Saner: "Çalışma Dairesi’nde 5 müfettişle arzu edilen denetim yapılamaz. Parmağımın arkasına saklanmayacağım"
Çalışma ve Sosyal Güvenlik Bakanlığı olarak denetim konusunda sıkıntı yaşadıklarını kaydeden Saner, Çalışma Dairesi’nde denetimlerin arzu edildiği şekilde 5 müfettişle yapılamayacağını ifade ederek parmağımın arkasına saklanmayacağını söyledi. Bakanlığa bağlı ALO 102 hattına gelen ihbarların Bakanlıın daha mobil olmasına yardımcı olduğunu belirten Saner, " Duyarlı vatandaşlarımızın ihbarları göremediğimiz noktalara ulaşmamızı sağlıyor. Ülkenin her yerinden Alo 102 hattına ihbar geliyor. Mevcut personelimiz de elinden gelen çabayı ortaya koyuyor. " ifadelerini kullandı.
Sigorta Affı
Bakan olduğu sürece boyunca sigorta affı ile ilgili herhangi bir ifade kullanırken çok etraflı düşündüğünü ve kelimeleri seçerek kullandığını söyleyen Saner, Sosyal Sigortalar Dairesi’nin mali durumuna dikkat çekti.

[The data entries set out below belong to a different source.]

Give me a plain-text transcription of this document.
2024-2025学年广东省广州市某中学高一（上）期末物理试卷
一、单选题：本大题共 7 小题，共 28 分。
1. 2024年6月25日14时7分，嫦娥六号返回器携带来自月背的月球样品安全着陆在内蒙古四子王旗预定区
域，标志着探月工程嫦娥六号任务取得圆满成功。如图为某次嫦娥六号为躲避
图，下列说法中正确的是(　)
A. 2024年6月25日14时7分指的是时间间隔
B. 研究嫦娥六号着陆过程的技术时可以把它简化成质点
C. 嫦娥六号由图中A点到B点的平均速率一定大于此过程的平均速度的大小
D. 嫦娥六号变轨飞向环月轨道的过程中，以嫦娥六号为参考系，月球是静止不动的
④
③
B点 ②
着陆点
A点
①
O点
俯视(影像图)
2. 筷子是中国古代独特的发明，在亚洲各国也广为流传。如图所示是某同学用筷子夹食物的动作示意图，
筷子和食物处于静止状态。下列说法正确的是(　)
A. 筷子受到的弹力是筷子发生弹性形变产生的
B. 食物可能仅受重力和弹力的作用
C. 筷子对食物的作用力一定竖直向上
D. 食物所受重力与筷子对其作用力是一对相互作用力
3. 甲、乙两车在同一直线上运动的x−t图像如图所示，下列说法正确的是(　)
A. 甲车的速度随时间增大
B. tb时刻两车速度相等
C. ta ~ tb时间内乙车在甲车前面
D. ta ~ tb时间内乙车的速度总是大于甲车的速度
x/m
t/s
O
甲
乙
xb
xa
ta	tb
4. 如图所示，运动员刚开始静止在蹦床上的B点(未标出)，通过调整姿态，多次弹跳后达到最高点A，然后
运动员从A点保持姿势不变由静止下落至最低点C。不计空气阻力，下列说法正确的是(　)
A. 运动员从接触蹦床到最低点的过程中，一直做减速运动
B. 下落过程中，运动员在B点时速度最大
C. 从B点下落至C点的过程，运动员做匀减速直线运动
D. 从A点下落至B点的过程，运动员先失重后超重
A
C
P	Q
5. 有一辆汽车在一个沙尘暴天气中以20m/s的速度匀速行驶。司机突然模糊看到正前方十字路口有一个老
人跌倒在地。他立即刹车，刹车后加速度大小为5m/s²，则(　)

Saner "12 prim toplayıp sene sonunda 13 maaş ödeyen tek ülkeyiz. Bir kasaya 12 prim girip 13 maaş çıkıyor. Sigortalıların maaşlarını ödemek için Daire para borçlanıyor ve borçlanırken de faiz ödüyor. Dolayısıyla af çıkarmak için kapsamlı bir çalışma gerekiyor. Yeşerttiğin umutları köreltmek kadar kötü bişey yoktur. O yüzden sigorta affı için konuşmak çok erken" ifadelerini kullandı.
Türkiye İle İşbirliği
Türkiye Cumhuriyeti ile imzalanan İş Sağlığı Güvenliği ve İstihdam Protokolü hakkında da bilgi veren Saner, özellikle iş uyuşmazlıklarının çözümü konusunda protokol kapsamında çeşitli çalışmaların hayata geçirileceğini belirtti.
Asgari Ücret
Yabancı işgücünün ülkemizden ayrılmasındaki en önemli nedenlerden birinin Türkiye’de asgari ücretin yükselmesi olduğunu söyleyen Saner, kendi döneminde asgari ücretin ilk toplantıdan belirlendiğini ve hayat pahalılığının net bir şekilde asgari ücrete yansıtıldığını ifade etti. Asgari ücretin tanımının iyi yapılması gerektiğine vurgu yapan Saner, asgari ücretin yapılan en basit bir iş karşılığında işçiye hayatını idame ettirebilmesi için verilen rakam olduğunu, ancak KKTC’de mimara,avukata,öğretmene de asgari ücret verildiğini; mentalitenin değişmesi gerektiğini söyledi.